Open GoogleCodeExporter opened 9 years ago
Ah, yes, if the pattern is a Unicode string then the matching defaults to
Unicode, and if the pattern is a bytestring then the matching defaults to ASCII.
You can be explicit with regex.UNICODE or "(?u)" and regex.ASCII or "(?a)".
The justification is that if you're using Unicode strings then you probably
want Unicode matching too. I'll make a note to update the docs at some point (I
don't have any other changes planned).
I would be willing to make it the same as the 're' module if the general
consensus is that it should be.
Original comment by goo...@mrabarnett.plus.com
on 7 Feb 2011 at 2:55
Thanks for confirmation; I was just a bit surprised seeing different results in
a script (using re) and my general app (using regex normally), where I didn't
expect a difference between these re engines.

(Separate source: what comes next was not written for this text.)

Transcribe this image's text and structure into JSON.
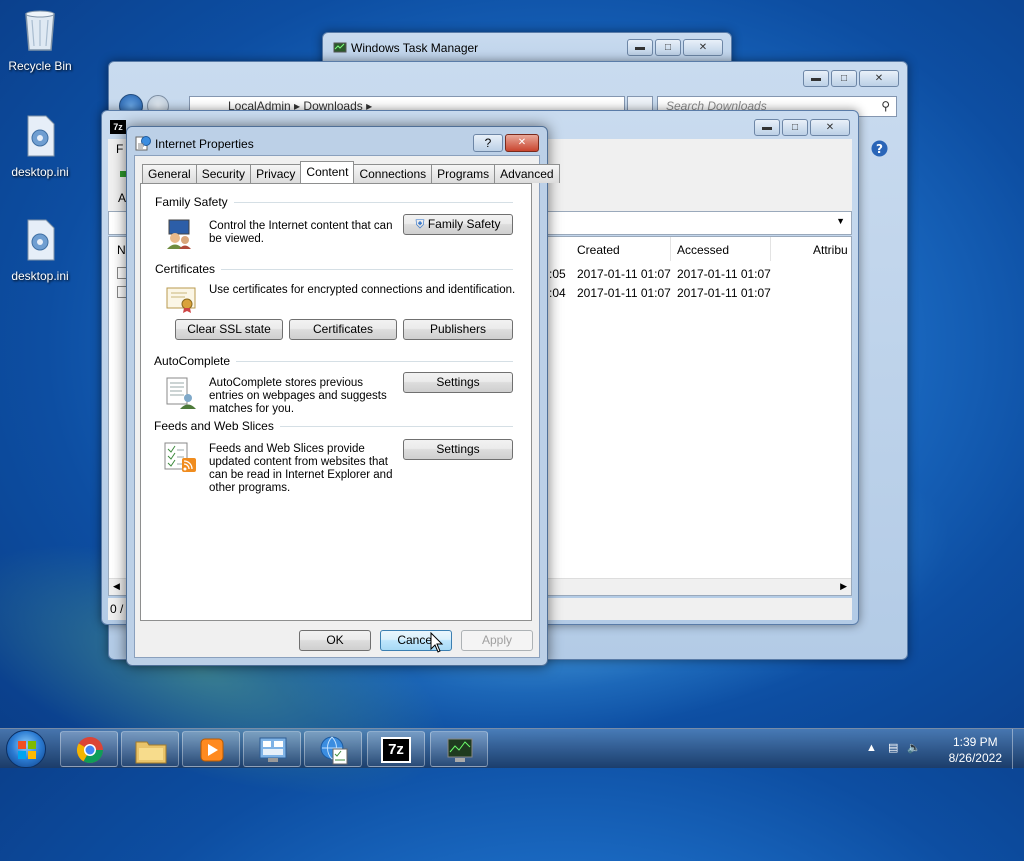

I am happy with either behaviour; the (?u) can be simply added if needed and is
more explicit; on the other hand the unicode flag is global and cannot be
switched off - if one needed an unicode string pattern with special sequences
to be interpreted in ascii, [a-zA-Z0-9_] would be necessary instead of \w (if I
understand correctly).
But that being said, I have no strong personal preference, now that it is
documented. It would depend on the inclusion policy into the standard library
(e.g. whether to include this behaviour to the NEW flag).
vbr
Original comment by Vlastimil.Brom@gmail.com
on 7 Feb 2011 at 1:45
Original issue reported on code.google.com by
Vlastimil.Brom@gmail.com
on 7 Feb 2011 at 1:13